# System Design Walkthrough — Learn by Doing

## Before We Begin

<!-- hint:slides topic="System design process: requirements, estimation, high-level architecture, database choice, scaling, and CAP theorem" slides="6" -->

**Diagnostic Question:** When someone says "design a system," what do you think they mean first — the boxes and arrows, the data model, the APIs, or something else? Why might different people answer differently?

**Checkpoint:** You recognize that system design starts with understanding the problem before drawing anything. The "right" starting point depends on context.

---

## Step 1: Clarify Requirements

<!-- hint:progress -->

**Task:** You're asked to "design a URL shortener." Write down 3 functional and 3 non-functional requirements you'd ask the interviewer to clarify.

**Question:** Why does it matter whether the short URLs are 6 chars or 8 chars? What about read vs write ratio?

**Checkpoint:** You have a clear list of assumptions (scale, TTL, analytics, etc.).

---

## Step 2: Back-of-Envelope Estimation

**Task:** Assume 100M URLs/month. Estimate: (a) writes per second, (b) reads per second (assume 10:1 read:write), (c) storage for 5 years (50 bytes per record).

**Question:** What rounding and approximations did you use? How accurate do estimates need to be at this stage?

**Checkpoint:** You have rough QPS and storage numbers that bound the problem.

---

## Step 3: High-Level Diagram

<!-- hint:diagram mermaid-type="flowchart" topic="URL shortener architecture" -->

**Embed:** https://excalidraw.com/

**Task:** Draw a high-level architecture for the URL shortener: client, API, app servers, cache, database. Include the flow for "create short URL" and "resolve short URL."

**Question:** Where would a cache sit, and what keys would it use? What happens on a cache miss?

**Checkpoint:** You have a boxes-and-arrows diagram with clear data flow.

---

## Step 4: Choose a Database

<!-- hint:buttons type="single" prompt="Which database would you choose for a URL shortener?" options="SQL for consistency,NoSQL for scale,Depends on requirements" -->

**Task:** Would you use SQL or NoSQL for the URL shortener?

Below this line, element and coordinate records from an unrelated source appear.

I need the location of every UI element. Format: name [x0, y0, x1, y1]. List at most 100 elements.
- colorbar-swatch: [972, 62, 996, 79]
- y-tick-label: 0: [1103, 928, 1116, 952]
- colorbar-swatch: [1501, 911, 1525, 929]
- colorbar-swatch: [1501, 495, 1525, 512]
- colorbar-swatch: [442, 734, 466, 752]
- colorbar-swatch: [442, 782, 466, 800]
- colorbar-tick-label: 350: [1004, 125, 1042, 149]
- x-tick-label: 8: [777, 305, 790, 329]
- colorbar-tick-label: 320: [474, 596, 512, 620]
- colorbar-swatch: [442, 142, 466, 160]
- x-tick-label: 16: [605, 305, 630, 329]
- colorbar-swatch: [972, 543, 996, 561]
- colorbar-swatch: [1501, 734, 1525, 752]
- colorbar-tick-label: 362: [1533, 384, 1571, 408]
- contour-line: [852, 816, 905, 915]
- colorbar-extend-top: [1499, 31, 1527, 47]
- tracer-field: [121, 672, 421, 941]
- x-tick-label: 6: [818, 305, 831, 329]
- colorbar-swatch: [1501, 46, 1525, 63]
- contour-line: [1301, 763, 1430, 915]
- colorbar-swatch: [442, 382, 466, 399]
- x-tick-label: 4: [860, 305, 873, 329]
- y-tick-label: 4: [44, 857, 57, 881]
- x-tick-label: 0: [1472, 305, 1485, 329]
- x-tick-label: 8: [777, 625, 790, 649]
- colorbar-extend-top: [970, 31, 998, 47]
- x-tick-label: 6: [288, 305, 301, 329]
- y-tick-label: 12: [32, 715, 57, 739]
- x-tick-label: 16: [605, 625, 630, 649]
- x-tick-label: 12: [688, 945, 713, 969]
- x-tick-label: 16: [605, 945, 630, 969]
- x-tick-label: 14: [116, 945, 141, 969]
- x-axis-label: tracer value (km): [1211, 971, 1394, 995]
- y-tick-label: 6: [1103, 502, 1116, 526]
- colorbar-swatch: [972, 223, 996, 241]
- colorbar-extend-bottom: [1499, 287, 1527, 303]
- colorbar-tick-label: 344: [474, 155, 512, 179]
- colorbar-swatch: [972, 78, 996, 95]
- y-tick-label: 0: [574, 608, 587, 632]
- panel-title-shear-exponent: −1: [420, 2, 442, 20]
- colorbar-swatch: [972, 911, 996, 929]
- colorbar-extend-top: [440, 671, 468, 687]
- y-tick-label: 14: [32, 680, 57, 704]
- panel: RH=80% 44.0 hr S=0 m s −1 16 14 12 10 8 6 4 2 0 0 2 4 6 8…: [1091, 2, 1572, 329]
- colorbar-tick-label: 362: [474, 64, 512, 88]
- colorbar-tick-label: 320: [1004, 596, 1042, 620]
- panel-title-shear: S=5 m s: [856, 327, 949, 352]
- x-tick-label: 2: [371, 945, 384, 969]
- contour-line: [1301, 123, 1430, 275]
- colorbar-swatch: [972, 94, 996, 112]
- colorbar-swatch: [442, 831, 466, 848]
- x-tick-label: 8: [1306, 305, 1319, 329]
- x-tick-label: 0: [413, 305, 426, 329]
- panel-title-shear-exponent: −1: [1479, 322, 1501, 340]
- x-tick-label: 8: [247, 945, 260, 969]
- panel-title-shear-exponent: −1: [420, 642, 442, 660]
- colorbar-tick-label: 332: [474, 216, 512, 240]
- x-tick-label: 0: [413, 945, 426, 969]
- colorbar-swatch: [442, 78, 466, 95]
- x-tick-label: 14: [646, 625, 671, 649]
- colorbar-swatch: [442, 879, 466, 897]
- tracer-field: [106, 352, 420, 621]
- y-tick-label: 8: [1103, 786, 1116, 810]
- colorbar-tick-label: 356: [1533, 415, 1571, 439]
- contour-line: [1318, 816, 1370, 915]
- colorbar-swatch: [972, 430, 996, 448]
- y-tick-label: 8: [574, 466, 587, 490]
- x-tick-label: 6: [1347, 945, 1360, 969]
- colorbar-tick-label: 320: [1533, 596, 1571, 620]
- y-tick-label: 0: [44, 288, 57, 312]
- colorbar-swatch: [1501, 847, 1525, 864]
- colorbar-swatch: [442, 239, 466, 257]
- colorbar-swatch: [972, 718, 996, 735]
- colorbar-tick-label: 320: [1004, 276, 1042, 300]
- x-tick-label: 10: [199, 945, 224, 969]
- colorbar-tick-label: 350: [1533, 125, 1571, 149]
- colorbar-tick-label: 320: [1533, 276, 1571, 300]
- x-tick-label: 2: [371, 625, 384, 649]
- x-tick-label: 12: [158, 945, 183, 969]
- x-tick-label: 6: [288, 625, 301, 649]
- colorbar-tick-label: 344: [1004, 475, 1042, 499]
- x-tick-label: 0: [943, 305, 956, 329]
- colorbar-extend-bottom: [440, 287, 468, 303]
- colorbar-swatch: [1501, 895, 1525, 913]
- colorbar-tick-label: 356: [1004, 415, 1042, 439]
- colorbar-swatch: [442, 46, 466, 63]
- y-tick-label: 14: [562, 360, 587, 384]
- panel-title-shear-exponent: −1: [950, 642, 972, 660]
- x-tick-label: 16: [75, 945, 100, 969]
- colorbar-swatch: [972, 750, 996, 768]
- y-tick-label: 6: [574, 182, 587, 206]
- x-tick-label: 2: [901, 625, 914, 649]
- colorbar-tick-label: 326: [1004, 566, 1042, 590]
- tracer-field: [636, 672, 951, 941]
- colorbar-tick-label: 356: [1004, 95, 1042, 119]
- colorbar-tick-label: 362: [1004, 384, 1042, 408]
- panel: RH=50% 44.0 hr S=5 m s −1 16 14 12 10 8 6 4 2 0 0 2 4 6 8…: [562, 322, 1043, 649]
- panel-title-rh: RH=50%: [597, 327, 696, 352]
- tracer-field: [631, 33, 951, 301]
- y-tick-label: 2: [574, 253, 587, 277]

Justify. Consider: schema, scale, consistency needs, operational simplicity.

**Question:** What if the requirement was "we need to list all URLs created by user X"? Does that change your choice?

**Checkpoint:** You can articulate tradeoffs between SQL and NoSQL for this use case.

---

## Step 5: Handle Scale and Bottlenecks

**Task:** Identify 2 bottlenecks: (1) DB write throughput, (2) cache stampede when a viral link gets massive traffic. Propose mitigations.

**Question:** What is a cache stampede? How would you prevent it (e.g., lock, probabilistic early expiration)?

**Checkpoint:** You can name concrete techniques (sharding, queuing, cache locking) for each bottleneck.

---

## Step 6: CAP and Consistency

<!-- hint:card type="concept" title="CAP Theorem" -->
<!-- hint:celebrate -->

**Task:** For the URL shortener, would you choose CP or AP? Why? What would "eventual consistency" mean for a redirect?

**Question:** Can a user tolerate seeing a 404 for a few seconds after creating a link? What about a banking transfer?

**Checkpoint:** You can explain why this system likely chooses AP and what tradeoffs that implies.

---

## Step 7: Rate Limiting

**Task:** Design a rate limit for the "create short URL" endpoint: 10 req/min per IP. Describe the algorithm (fixed window, sliding window, or token bucket) and what headers to return.

**Question:** What happens if a user hits the limit? Should you return 429 immediately or queue the request?

**Checkpoint:** You have a concrete rate-limiting strategy and response format.